Security News writes "According to a post on the debian-devel-announce mailing list "Early this morning we discovered that someone had managed to compromise gluck.debian.org. We've taken the machine offline and are preparing to reinstall it. " gluck is a core development machine."

3 of 349 comments (clear)

  1. Re:Once is ok, but twice is too much... by Josh+Triplett · · Score: 5, Informative
    first we had the hack into the repository severs, and we didn't know whether or not we are running exploited code when we use apt-get to update our programs.

    No, we didn't. The server holding the Debian archive did not succumb to the exploit, because it didn't run on an x86 machine and the people exploiting it only attempted to run x86 code. Furthermore, data on the servers that *did* succumb to the exploit got checked before it became available again.
  2. Re:Question by Nutria · · Score: 5, Informative
    I realise that debian stable release has packages that are very old in order to stay stable. Does this mean that they lack patches later versions of programs use? Or are patches typically backported to the stable release packages?

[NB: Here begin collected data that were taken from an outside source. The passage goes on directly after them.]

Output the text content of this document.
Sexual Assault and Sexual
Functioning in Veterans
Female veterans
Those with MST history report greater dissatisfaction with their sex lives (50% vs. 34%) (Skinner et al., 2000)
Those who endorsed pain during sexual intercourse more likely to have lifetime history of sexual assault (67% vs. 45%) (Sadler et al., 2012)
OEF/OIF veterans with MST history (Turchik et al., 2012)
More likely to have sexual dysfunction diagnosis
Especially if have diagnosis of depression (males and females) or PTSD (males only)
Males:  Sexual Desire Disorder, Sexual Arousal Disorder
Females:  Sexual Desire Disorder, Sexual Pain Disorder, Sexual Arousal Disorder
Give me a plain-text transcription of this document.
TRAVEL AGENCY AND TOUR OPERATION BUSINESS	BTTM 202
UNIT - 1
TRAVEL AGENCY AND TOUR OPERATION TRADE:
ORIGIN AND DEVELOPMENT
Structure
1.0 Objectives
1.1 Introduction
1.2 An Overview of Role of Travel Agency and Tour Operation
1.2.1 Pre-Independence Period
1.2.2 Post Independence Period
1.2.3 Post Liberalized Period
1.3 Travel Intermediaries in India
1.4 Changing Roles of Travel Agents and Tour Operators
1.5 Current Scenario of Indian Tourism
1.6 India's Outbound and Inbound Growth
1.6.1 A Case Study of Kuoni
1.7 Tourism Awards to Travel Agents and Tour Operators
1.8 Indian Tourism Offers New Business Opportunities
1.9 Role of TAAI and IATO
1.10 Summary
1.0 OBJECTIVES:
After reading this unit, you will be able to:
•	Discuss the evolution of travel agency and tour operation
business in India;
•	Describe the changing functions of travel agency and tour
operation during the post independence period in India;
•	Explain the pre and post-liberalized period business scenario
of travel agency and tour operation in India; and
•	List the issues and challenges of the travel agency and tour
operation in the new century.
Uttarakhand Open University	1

    http://www.debian.org/security/

    Security (not feature) patches are backported if possible, and if the patches are too extensive, an upgraded version goes into Stable.

    --
    "I don't know, therefore Aliens" Wafflebox1
  3. Re:Once is ok, but twice is too much... by YU+Nicks+NE+Way · · Score: 5, Informative

    You do understand that everything downloaded from update.microsoft.com needs to be digitally signed, right? In order to actually subvert the downloads, an attacker would not only need to take over the system, but would also need to sign the modified download with a Microsoft key. That's hard: the private keys for signing code are kept on a machine inside a SKIF. Last time I checked, code was taken to be signed by sneakernet, so that there would be a physical airgap between the network and the signing system.